What is Art Scatter?

Art Scatter is an ongoing assemblage of our cultural material, our occupations and preoccupations, our hand print and shadow on the wall of the cave.

In archaeology the term “scatter” refers to the distribution of evidence of human activity. In archaeological resource surveys, a lithic scatter site denotes the haphazard arrangement of chipped stone flakes struck from obsidian or flintstone during the production of tools such as knives, arrowheads or scrapers. The arc of scatter shows us where the toolmaker squatted; the size and shape of the fragments reveal his craft. A more general artifact scatter may include the maker’s finished tool, as well as pottery, bone or other evidence of habitation, diet or culture of the tribe. A trash scatter – a dump – will include successive layers of discarded or abandoned items, a record of things disused, broken, forgotten. Scatter is thus at once the thing made, how it was made, and its history of use.
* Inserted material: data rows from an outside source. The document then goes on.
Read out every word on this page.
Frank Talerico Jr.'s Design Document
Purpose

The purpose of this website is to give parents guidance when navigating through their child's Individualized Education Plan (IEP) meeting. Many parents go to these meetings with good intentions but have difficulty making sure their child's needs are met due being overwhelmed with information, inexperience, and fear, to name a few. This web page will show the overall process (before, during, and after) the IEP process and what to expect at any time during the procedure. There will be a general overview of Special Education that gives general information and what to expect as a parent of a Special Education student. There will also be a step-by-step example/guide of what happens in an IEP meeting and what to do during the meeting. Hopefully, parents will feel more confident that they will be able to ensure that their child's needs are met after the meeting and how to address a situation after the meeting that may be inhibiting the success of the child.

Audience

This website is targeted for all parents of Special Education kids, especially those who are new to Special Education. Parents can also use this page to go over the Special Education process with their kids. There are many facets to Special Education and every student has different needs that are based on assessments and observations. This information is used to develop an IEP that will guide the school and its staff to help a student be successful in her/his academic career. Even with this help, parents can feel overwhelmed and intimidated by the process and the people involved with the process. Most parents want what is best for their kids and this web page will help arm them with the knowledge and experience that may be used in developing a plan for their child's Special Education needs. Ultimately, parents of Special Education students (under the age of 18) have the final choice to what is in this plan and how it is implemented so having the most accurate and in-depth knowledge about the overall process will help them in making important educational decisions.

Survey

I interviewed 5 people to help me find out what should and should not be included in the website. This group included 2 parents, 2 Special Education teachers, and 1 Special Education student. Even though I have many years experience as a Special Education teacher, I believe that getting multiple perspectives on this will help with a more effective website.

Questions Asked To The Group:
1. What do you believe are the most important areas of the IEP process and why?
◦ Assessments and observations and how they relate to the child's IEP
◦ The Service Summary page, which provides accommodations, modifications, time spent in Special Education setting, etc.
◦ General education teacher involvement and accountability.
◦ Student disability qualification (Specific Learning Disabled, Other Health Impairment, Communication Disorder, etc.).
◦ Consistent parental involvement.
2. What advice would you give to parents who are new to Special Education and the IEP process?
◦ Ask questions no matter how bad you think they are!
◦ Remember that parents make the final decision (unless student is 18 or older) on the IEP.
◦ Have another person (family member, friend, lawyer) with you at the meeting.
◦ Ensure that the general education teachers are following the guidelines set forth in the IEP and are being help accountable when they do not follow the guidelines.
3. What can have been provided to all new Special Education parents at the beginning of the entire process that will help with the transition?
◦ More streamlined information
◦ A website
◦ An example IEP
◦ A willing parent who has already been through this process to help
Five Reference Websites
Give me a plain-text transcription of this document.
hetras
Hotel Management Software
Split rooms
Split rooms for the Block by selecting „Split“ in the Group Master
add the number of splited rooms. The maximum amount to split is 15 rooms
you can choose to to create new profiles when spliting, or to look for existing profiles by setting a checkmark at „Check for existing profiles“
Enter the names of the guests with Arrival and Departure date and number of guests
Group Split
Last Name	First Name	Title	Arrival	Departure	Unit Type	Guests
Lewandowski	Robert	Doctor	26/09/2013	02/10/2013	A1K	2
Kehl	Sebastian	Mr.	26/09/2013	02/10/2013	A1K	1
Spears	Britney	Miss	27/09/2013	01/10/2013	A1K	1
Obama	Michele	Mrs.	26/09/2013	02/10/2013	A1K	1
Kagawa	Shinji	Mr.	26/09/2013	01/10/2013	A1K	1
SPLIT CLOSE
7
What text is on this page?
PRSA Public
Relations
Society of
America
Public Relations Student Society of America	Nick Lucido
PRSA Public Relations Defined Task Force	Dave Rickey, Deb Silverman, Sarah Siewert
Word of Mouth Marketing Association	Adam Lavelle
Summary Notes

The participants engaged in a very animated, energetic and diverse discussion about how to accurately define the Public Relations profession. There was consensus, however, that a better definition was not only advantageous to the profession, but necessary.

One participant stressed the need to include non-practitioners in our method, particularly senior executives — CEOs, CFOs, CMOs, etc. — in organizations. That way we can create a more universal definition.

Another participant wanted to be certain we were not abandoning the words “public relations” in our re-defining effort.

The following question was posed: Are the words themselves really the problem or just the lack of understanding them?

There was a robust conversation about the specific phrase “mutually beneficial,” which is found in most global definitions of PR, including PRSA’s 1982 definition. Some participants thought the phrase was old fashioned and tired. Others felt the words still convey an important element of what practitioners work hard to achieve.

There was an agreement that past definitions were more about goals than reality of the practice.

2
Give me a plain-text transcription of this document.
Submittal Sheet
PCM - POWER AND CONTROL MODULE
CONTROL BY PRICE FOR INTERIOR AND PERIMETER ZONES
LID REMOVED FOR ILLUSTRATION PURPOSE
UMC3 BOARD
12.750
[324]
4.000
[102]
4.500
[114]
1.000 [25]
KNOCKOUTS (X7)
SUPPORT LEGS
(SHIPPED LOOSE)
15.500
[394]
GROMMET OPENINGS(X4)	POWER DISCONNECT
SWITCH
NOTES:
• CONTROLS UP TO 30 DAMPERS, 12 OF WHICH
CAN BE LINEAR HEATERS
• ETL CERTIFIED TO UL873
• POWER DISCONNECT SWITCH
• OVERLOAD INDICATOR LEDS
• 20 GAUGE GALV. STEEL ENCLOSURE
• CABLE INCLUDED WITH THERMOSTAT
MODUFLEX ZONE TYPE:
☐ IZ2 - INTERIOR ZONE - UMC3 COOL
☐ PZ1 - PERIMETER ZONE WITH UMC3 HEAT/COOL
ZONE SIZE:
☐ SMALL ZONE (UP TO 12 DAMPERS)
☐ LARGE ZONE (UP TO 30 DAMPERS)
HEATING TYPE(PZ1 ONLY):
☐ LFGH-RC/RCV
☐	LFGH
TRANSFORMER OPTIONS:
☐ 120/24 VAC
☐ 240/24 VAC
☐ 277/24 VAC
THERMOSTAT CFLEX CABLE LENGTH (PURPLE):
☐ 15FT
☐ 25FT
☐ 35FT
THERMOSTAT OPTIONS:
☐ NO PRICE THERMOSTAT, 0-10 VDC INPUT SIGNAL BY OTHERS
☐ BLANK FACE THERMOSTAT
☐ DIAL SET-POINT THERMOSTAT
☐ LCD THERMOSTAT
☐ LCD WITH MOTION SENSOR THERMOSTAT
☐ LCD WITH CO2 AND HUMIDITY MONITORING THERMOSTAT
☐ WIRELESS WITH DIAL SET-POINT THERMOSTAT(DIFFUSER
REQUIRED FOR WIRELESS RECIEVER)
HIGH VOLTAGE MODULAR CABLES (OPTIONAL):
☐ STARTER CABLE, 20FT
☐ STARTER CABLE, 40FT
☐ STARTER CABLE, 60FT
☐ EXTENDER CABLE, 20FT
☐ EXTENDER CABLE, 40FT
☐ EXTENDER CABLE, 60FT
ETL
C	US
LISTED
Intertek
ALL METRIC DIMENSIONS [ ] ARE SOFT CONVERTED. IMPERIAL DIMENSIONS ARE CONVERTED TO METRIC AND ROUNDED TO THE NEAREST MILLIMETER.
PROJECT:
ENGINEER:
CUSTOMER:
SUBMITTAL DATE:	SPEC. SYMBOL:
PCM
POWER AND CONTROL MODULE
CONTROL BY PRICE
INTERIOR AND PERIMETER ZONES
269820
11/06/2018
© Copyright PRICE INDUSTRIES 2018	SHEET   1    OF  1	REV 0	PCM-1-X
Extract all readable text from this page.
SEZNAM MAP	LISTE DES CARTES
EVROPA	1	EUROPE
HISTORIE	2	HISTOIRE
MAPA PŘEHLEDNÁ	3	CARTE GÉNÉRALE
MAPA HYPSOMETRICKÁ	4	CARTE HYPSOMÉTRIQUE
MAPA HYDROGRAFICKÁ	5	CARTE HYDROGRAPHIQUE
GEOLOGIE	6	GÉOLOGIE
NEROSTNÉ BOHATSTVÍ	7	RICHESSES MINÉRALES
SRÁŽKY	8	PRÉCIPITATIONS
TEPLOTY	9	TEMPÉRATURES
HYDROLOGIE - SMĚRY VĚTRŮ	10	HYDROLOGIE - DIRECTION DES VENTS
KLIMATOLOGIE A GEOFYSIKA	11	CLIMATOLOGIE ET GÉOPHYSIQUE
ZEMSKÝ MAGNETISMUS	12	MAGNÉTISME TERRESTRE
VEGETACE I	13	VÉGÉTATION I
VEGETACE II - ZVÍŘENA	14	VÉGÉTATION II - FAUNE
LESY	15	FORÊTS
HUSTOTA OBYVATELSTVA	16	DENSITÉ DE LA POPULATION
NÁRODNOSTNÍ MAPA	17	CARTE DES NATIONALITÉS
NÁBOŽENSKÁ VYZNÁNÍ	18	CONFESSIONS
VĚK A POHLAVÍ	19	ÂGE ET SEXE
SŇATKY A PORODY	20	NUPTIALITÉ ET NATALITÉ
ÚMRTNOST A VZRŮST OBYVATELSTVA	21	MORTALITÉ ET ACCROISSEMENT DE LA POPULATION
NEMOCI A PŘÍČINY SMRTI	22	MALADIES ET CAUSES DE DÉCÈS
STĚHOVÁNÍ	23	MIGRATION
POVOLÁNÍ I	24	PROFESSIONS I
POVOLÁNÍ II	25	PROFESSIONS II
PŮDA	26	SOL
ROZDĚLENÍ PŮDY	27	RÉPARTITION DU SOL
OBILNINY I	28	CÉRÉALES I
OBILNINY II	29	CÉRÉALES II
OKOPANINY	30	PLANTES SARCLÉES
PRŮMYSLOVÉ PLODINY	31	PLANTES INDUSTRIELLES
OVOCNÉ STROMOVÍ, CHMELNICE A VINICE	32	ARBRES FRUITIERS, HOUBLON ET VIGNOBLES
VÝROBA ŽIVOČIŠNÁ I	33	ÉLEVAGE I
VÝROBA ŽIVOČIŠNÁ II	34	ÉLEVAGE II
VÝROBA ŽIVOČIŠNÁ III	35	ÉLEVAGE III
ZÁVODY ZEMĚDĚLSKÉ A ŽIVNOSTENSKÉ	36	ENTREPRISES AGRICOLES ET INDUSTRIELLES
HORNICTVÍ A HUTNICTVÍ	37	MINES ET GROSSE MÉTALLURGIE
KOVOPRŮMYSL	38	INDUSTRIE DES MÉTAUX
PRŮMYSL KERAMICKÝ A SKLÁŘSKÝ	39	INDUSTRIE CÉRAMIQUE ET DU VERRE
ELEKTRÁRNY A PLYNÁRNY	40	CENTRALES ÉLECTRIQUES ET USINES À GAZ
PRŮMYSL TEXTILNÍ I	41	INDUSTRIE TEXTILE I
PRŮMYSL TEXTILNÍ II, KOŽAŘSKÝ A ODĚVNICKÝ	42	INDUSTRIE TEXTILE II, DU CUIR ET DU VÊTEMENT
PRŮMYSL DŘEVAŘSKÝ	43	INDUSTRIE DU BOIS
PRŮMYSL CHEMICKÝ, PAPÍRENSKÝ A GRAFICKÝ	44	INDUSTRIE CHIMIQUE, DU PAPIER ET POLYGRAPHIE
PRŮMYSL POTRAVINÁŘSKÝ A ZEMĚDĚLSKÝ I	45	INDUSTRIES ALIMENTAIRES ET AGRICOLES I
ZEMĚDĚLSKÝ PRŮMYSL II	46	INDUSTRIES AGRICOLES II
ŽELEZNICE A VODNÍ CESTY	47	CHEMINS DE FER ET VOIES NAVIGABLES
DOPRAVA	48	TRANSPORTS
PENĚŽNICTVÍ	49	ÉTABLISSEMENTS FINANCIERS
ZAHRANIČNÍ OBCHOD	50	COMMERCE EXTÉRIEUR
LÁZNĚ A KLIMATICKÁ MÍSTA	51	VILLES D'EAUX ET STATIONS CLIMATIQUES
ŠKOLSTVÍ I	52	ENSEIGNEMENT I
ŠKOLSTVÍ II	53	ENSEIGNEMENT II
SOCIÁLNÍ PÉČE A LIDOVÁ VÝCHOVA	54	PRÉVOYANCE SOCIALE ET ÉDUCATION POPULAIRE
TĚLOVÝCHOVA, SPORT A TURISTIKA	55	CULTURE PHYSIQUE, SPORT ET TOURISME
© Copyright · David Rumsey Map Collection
Art Scatter is our surface reconnaissance of the contemporary arts and culture landscape (with some subsurface burrowing as well), the arc of our own scatter as we examine the scatter of others.

Art Scatter is thus not to be confused with so-called “scatter art,” those minimalist installations or found environments of randomly collected materials that have aesthetic meaning only by virtue of their chance arrangement.

No, Art Scatter is about the purpose and meaning we bring to creation and observation. We gather, we carve, we leave marks, we study marks. We observe culture, we are part of culture.